ME: Du hast mal gesagt, dass du unbedingt eine Reaktion bei deinem Gegenüber auslösen möchtest – egal, ob positiv oder negativ. Für dich als Kunstschaffende erscheint das naheliegend. Aber im Alltag erlebe ich eher Menschen, die Angst vor Reaktionen haben – aus den verschiedensten Gründen.

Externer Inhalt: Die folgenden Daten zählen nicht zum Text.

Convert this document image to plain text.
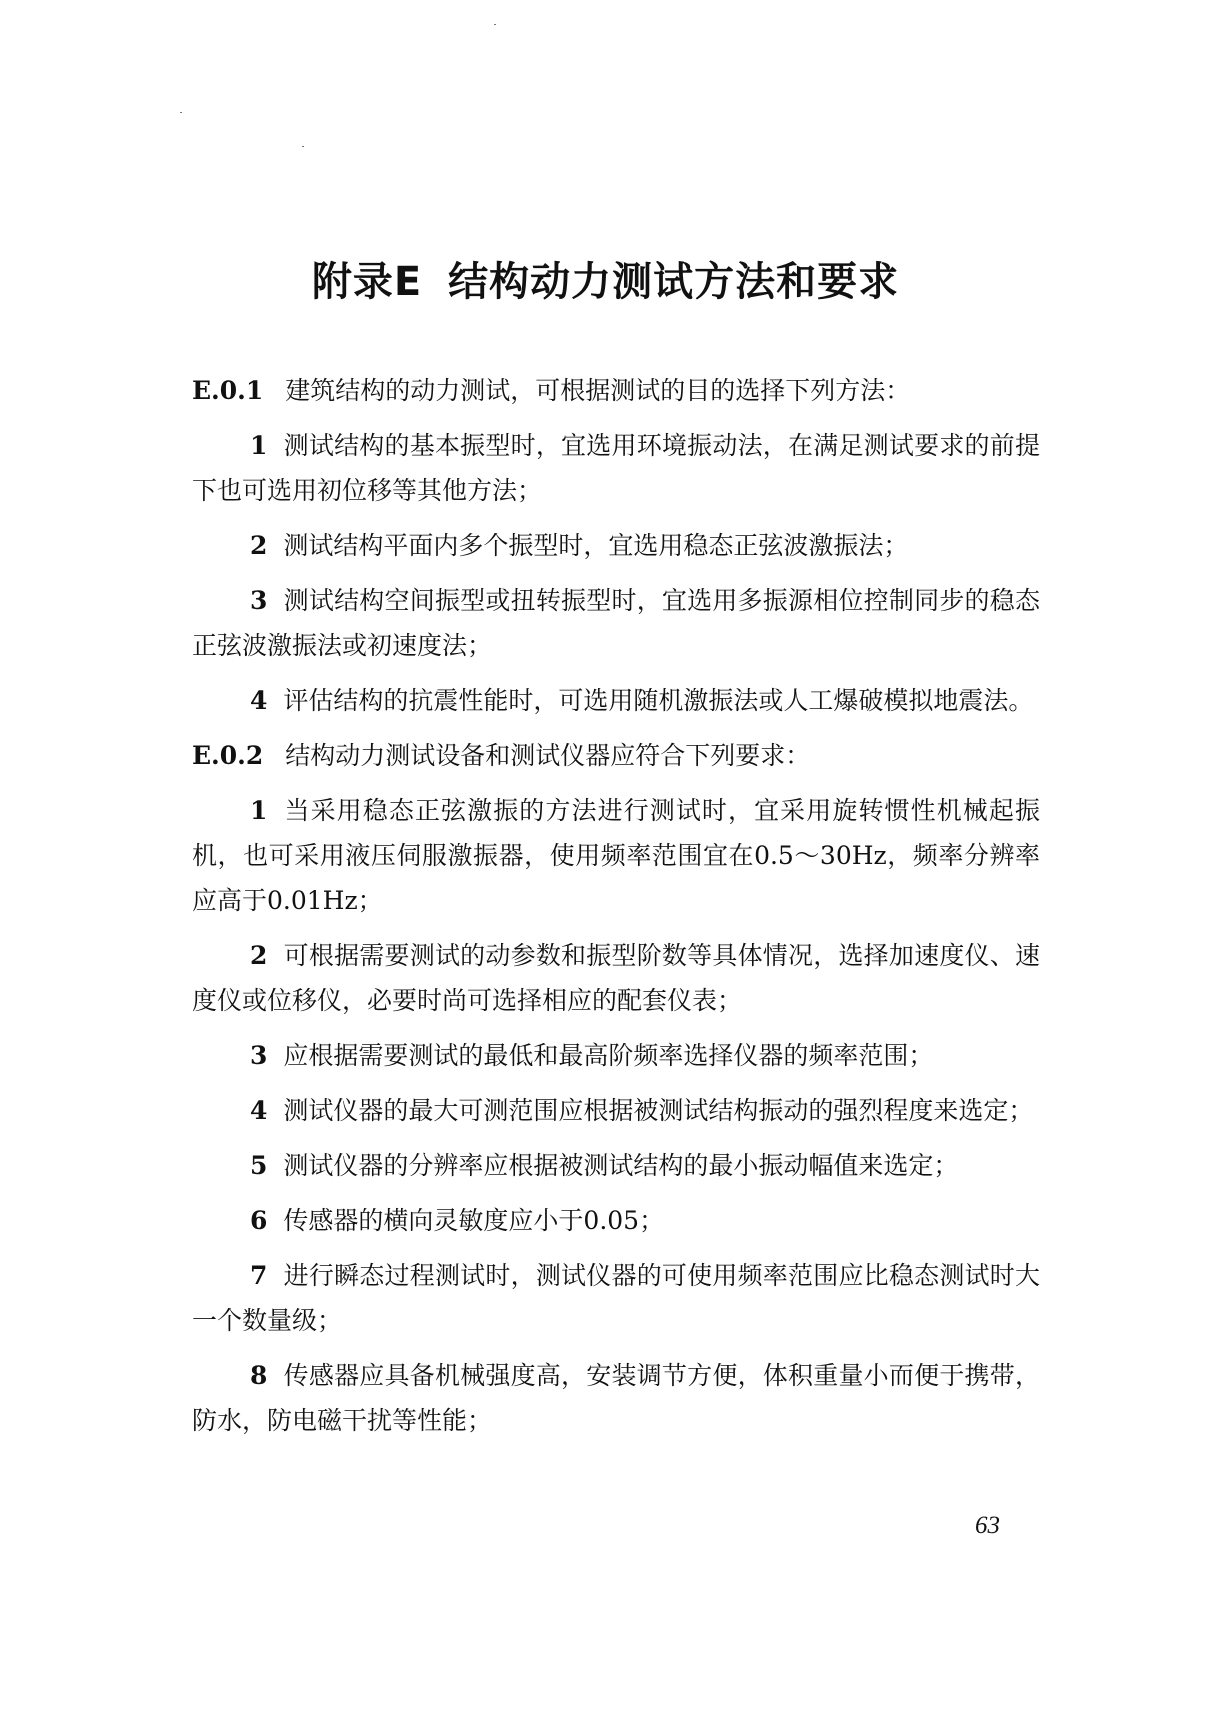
附录E 结构动力测试方法和要求

E.0.1 建筑结构的动力测试，可根据测试的目的选择下列方法：

1 测试结构的基本振型时，宜选用环境振动法，在满足测试要求的前提下也可选用初位移等其他方法；

2 测试结构平面内多个振型时，宜选用稳态正弦波激振法；

3 测试结构空间振型或扭转振型时，宜选用多振源相位控制同步的稳态正弦波激振法或初速度法；

4 评估结构的抗震性能时，可选用随机激振法或人工爆破模拟地震法。

E.0.2 结构动力测试设备和测试仪器应符合下列要求：

1 当采用稳态正弦激振的方法进行测试时，宜采用旋转惯性机械起振机，也可采用液压伺服激振器，使用频率范围宜在0.5～30Hz，频率分辨率应高于0.01Hz；

2 可根据需要测试的动参数和振型阶数等具体情况，选择加速度仪、速度仪或位移仪，必要时尚可选择相应的配套仪表；

3 应根据需要测试的最低和最高阶频率选择仪器的频率范围；

4 测试仪器的最大可测范围应根据被测试结构振动的强烈程度来选定；

5 测试仪器的分辨率应根据被测试结构的最小振动幅值来选定；

6 传感器的横向灵敏度应小于0.05；

7 进行瞬态过程测试时，测试仪器的可使用频率范围应比稳态测试时大一个数量级；

8 传感器应具备机械强度高，安装调节方便，体积重量小而便于携带，防水，防电磁干扰等性能；

63
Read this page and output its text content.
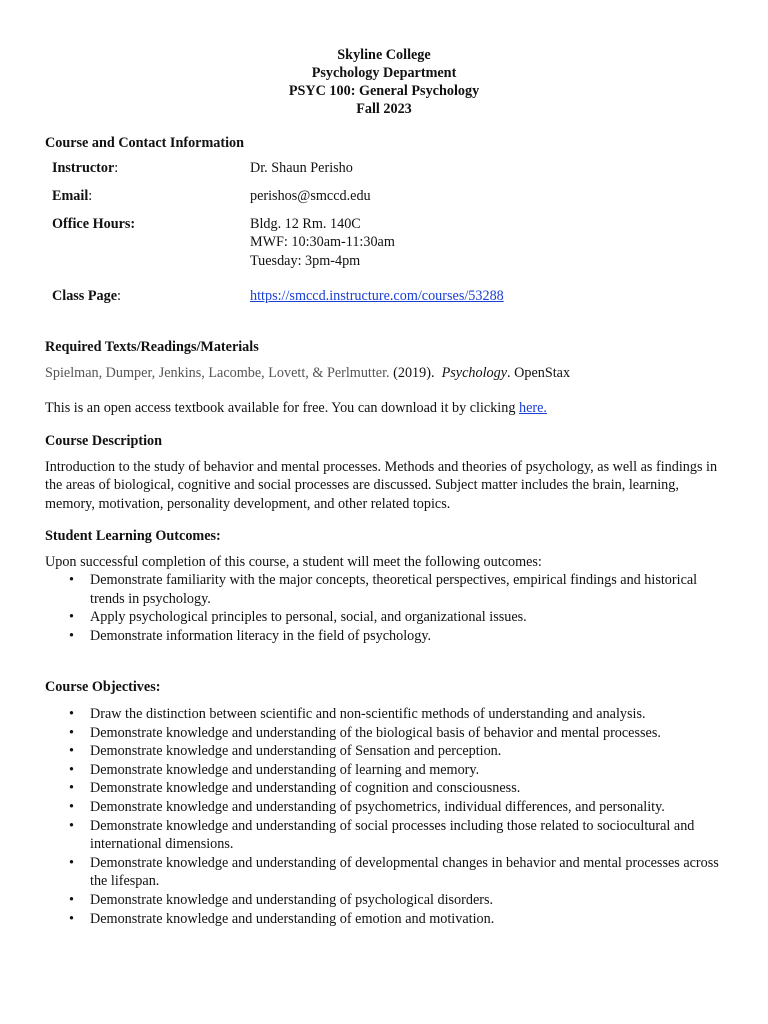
Skyline College
Psychology Department
PSYC 100: General Psychology
Fall 2023
Course and Contact Information
Instructor:	Dr. Shaun Perisho
Email:	perishos@smccd.edu
Office Hours:	Bldg. 12 Rm. 140C
MWF: 10:30am-11:30am
Tuesday: 3pm-4pm
Class Page:	https://smccd.instructure.com/courses/53288
Required Texts/Readings/Materials
Spielman, Dumper, Jenkins, Lacombe, Lovett, & Perlmutter. (2019).  Psychology. OpenStax
This is an open access textbook available for free. You can download it by clicking here.
Course Description
Introduction to the study of behavior and mental processes. Methods and theories of psychology, as well as findings in the areas of biological, cognitive and social processes are discussed. Subject matter includes the brain, learning, memory, motivation, personality development, and other related topics.
Student Learning Outcomes:
Upon successful completion of this course, a student will meet the following outcomes:
• Demonstrate familiarity with the major concepts, theoretical perspectives, empirical findings and historical trends in psychology.
• Apply psychological principles to personal, social, and organizational issues.
• Demonstrate information literacy in the field of psychology.
Course Objectives:
• Draw the distinction between scientific and non-scientific methods of understanding and analysis.
• Demonstrate knowledge and understanding of the biological basis of behavior and mental processes.
• Demonstrate knowledge and understanding of Sensation and perception.
• Demonstrate knowledge and understanding of learning and memory.
• Demonstrate knowledge and understanding of cognition and consciousness.
• Demonstrate knowledge and understanding of psychometrics, individual differences, and personality.
• Demonstrate knowledge and understanding of social processes including those related to sociocultural and international dimensions.
• Demonstrate knowledge and understanding of developmental changes in behavior and mental processes across the lifespan.
• Demonstrate knowledge and understanding of psychological disorders.
• Demonstrate knowledge and understanding of emotion and motivation.
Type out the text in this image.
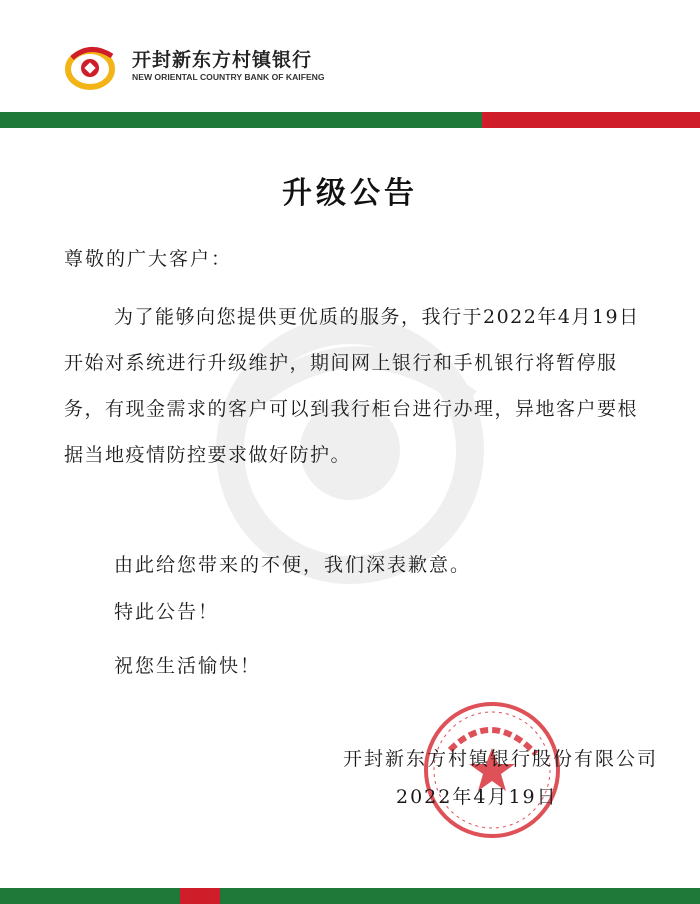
开封新东方村镇银行
NEW ORIENTAL COUNTRY BANK OF KAIFENG
升级公告
尊敬的广大客户：
为了能够向您提供更优质的服务，我行于2022年4月19日开始对系统进行升级维护，期间网上银行和手机银行将暂停服务，有现金需求的客户可以到我行柜台进行办理，异地客户要根据当地疫情防控要求做好防护。
由此给您带来的不便，我们深表歉意。
特此公告！
祝您生活愉快！
开封新东方村镇银行股份有限公司
2022年4月19日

SHIRLEY MANSON: Für mich sind alle Menschen Kunstschaffende. Damit möchte ich jetzt nicht besonders niedlich klingen – ich meine das ganz ernst. Ich habe die gleiche Beobachtung gemacht wie du und sie macht mich traurig. Viele Leute scheinen zu vergessen, dass sie die Artists, die Ingenieur:innen und Designer:innen ihres Lebens sind. Sie müssen keine verdammt talentierten Opernsängerinnen oder Maler sein, aber sie sollten erkennen, wie schön, poetisch und aufregend so ein Alltag gestaltet werden kann. Die Hemmung und auch Angst liegen vielleicht darin begründet, dass sich zu viele Menschen darüber Gedanken machen, was andere von ihren Bemühungen halten könnten. Aber mit der Selbsteinschränkung geht eben auch eine sich selbst erfüllende Prophezeiung einher: Wer sich zurücknimmt, der oder die kann nicht grenzenlos kreativ im eigenen Leben werden. Leider verlangt unsere Gesellschaft von uns, dass wir brav sind, immer arbeiten gehen, die Klappe halten, ein oder zwei Kinder haben und dann mit Ende 60 oder Anfang unserer 70er sterben, weil das System nicht möchte, dass wir das wirtschaftliche Wohlergehen des Landes belasten. Doch wofür ist das gut? Ich bin der Meinung: Breite dich aus, nimm Raum ein, sei mutig, mach Fehler!

Diesen „Einfach machen“-Vibe soll auch ihr achtes Studioalbum vermitteln. Shirley Manson meint, sie sei gedanklich bei der Platte noch in der „Flitterwochen- Phase“, in der die „Endorphine schwirren“ würden. Nach so langer Zeit in einer Band (1994 stieß sie zu Garbage) ein besonderes Gefühl. Doch die Musikerin mit den nun wasserstoffblonden Haaren will sich auch nicht mit weniger zufrieden geben. Sie will das Allerbeste – und: Weichheit.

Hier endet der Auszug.